The molded utility cable 72 emerging from the die 38 is
passed between spaced apart lopper rolls 74 in a zigzag fashion to
repeatedly flex the cable and avoid the formation of a memory or set
that might occur when the cable is stored in coiled form. The looper
rolls 74 are driven and additionally served functions of pullers to
advance the cable from the protrusion die. The cable is then either
coiled on a reel 76 without further processing or past on for further
processing with or without coiling. Continued processing is
accomplished in second and third protrusion dies embodying the same
construction as shown in figures 4 and 5 but with the die surface having
the same venturing shape enlarged to process the additional layers of
polymer. The continued processing is by the application of a catalyzed
polymer, conductors and filaments as explained hereinbefore and
illustrated in Figure 2.
A second embodiment of the present invention is
illustrated in Figure 6 and differs from the first embodiment by the
provision of apparatus for the use of a thermosetting resin, which
requires the addition of heat for initiating the catalytic reaction to
harden the resin. Multiple strands of abraded continuous fibers 30,
such as Kevlar, for example, are drawn from the storage creels 32, and
are distributed about the bundle of the electrical conductors 12 which
are coated with the mixture of carbon and grease and pulled from the
storage reel 34. The fibers 30 and the bundle of conductors are
disbursed by a comb 80 for individual submersion in a vessel 82
containing a catalyzed polymer preferably a heat setting epoxy. The
fibers 30 are then disbursed about the bundle of conductors 12 by
passage through the apertures in a comb 36. The conductors 12 and the
abraded fibers 30 emerging from the comb pass into a protrusion die
38A which is the same as protrusion die 38 with exception that the
entrance portion does not contain orifices for the introduction of a
polymer and a catalyst. The endothermic reaction in the die 38A is
accomplished by the heat supplied by the hot water controlled by the
thermostatic mixing valves 60A-70A to allow the polymer to gel before
emerging from the die.
The molded utility cable 82 emerging from the die 38A extends through
spaced apart pullers 86 and 88 used to pull the molded utility cable
through the die 38A and then passed between spaced apart lopper rolls
74 in a zigzag fashion to repeatedly flex the cable and avoid the
formation of a memory or set that might occur when the cable is stored
in coiled form. As in the first embodiment, the cable is then either
coiled on a reel 76 or continuously processed by the application of a
catalyzed polymer, conductors and filaments as explained hereinbefore
and 1.
Figures 7 and 8 illustrates a third embodiment of
reinforced utility cable which features the use of light guide optical
cables 102 feed from storage reels 104 to a tank 106 provided with a
roller 108 to immerse the cable in a bath of grease or dry lubricants in a
vessel and provide an adhered coating of lubricant on the cable.

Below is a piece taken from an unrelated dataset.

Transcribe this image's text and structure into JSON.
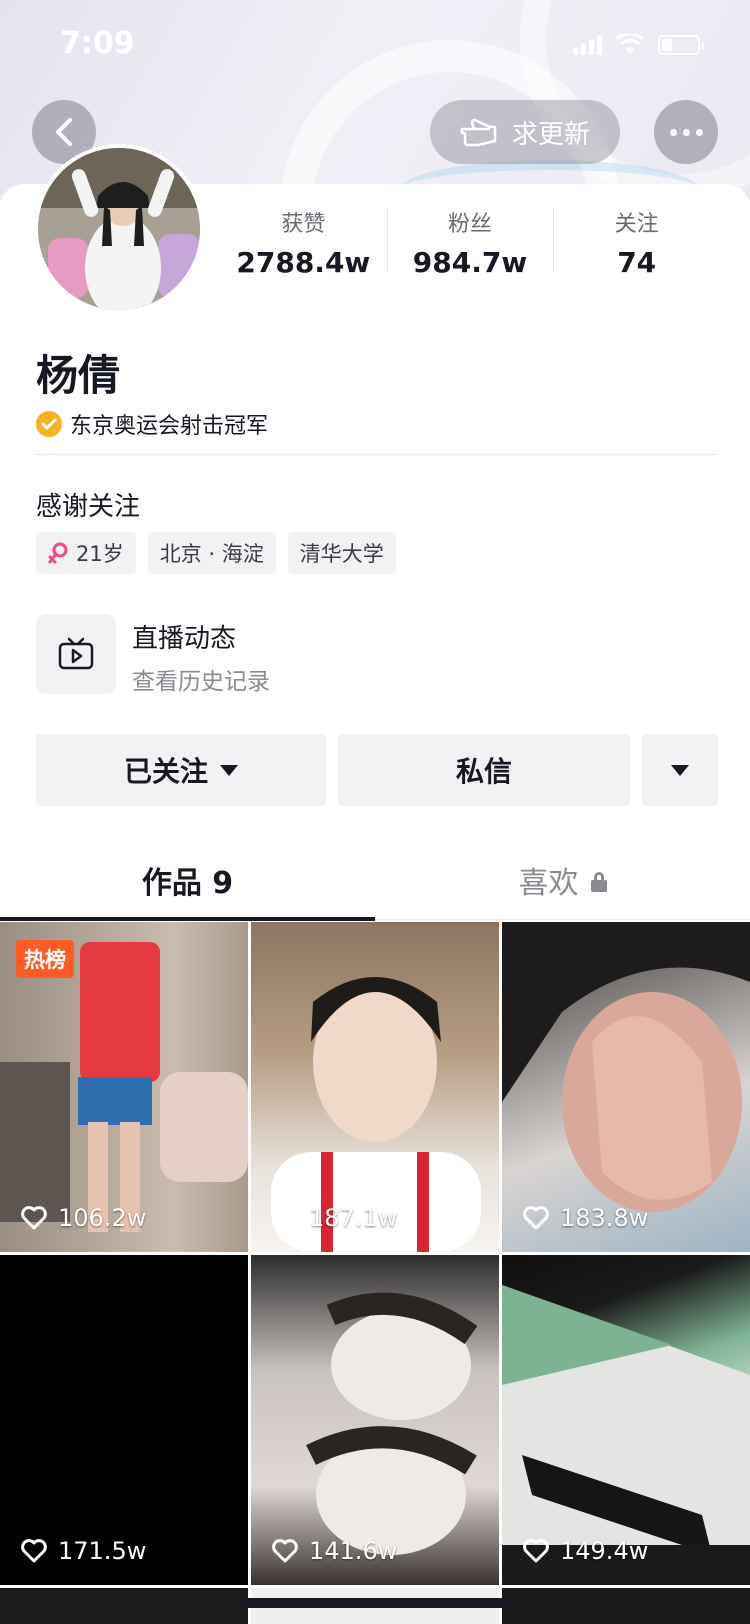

Examples of such lubricants are silicon and graphite. The stands of the
optical cables 102 are collected into bundle formations with each
bundle typical containing 12 optical cables and the bundle introduced
into one of a plurality of a discrete die 109 connected to a supply of
moldable plastic material 110, such as a polyvinyl resin or compound
(preferably polyvinyl chloride) and produces a continuous discrete
buffer tube 112. The discrete buffer tubes 112 are then collected into a
bundle configuration after passage through a second bath of grease or
dry lubricant in a tank 114 beneath an immersion roller 116 and thence
comb 118 to arrange the buffer tubes 112 into the bundle configuration
as shown in Figure 7. The configuration of the bundle of buffer tubes
is preferably symmetrical about the longitudinal axis of the bundle and
some of the buffer tubes may be empty but included to symmetrical
disperse the cables 102 about a geometrical center of gravity. Unlike
the first and second embodiments, the third embodiment provides that a
ribbon of reinforcement material such as Kevlar or similar
reinforcement tape is combined with the bundle of buffer tubes to
provide reinforcement. According to the preferred embodiment of
Figures 7 and 8, there is delivered two ribbons 120 and 122 from spools
124 and 126 respectively to an inner and outer ribbon shaping
assemblies 128 and 130 having a "C" shaped configuration produced by
a corresponding arrangement of guide rollers 132 and 134 respectively.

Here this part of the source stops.